Meski demikian, Asep mengakui bahwa realisasi fisik di lapangan belum berjalan sesuai harapan. “Memang harus kami akui bahwa sejauh ini belum ada progress atau realisasi fisik di lapangan dari pihak kementerian. Kami sangat memahami keresahan warga karena mobilitas di sana sangat tinggi,” tambahnya dengan nada empatik.

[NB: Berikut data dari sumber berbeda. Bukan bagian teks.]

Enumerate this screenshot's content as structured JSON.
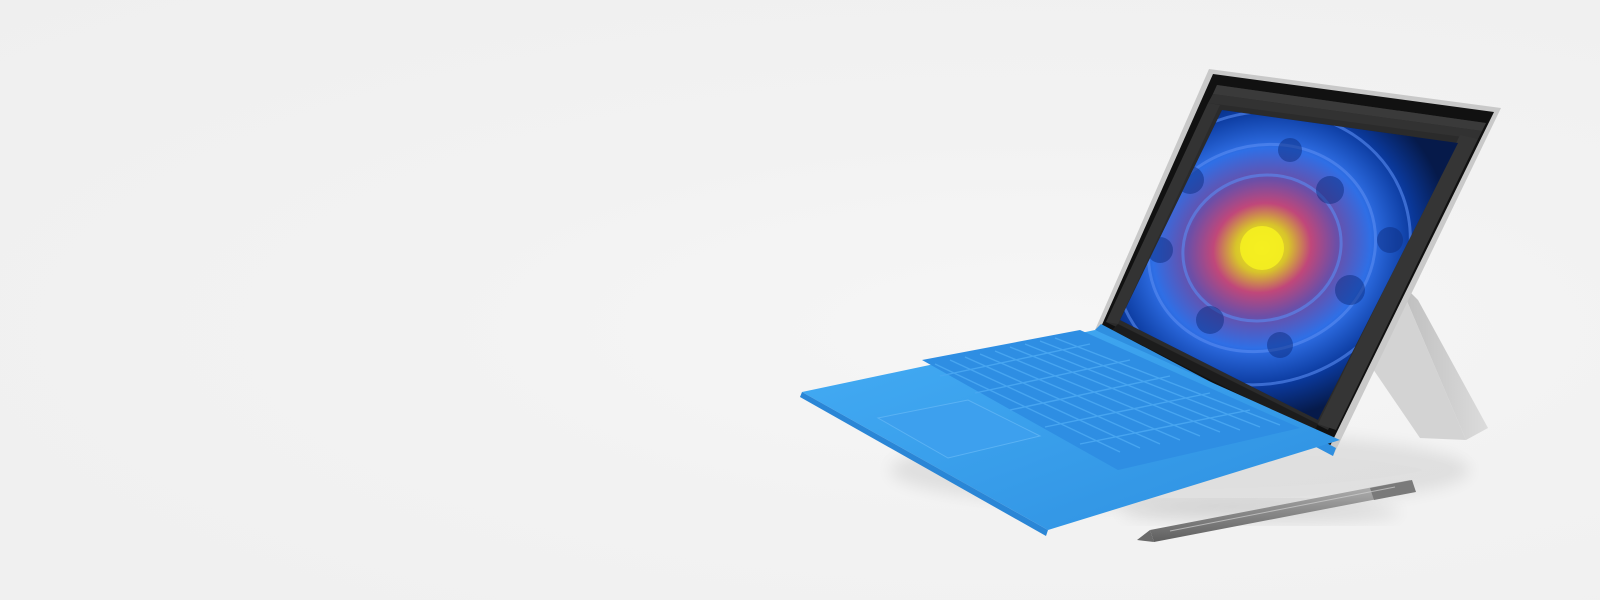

Sebagai langkah nyata ke depan, Wali Kota Benyamin Davnie telah memerintahkan jajarannya untuk tidak berhenti bersuara kepada Pemerintah Pusat. Pemkot berjanji akan melakukan penjemputan bola agar perbaikan Flyover Ciputat segera masuk ke dalam daftar kerja prioritas nasional.
“Bapak Wali Kota sudah menginstruksikan untuk segera melakukan follow up kembali. Kami akan meminta kejelasan jadwal perbaikan agar masyarakat mendapatkan kepastian. Kami tidak ingin kerusakan yang ada semakin parah dan membahayakan,” tegas Asep.
Pemerintah Kota Tangerang Selatan berkomitmen untuk terus menjadi penyambung lidah masyarakat. Asep berharap, dengan transparansi dan kerja sama antara warga dan pemerintah daerah, percepatan perbaikan Flyover Ciputat dapat segera terwujud demi kenyamanan bersama.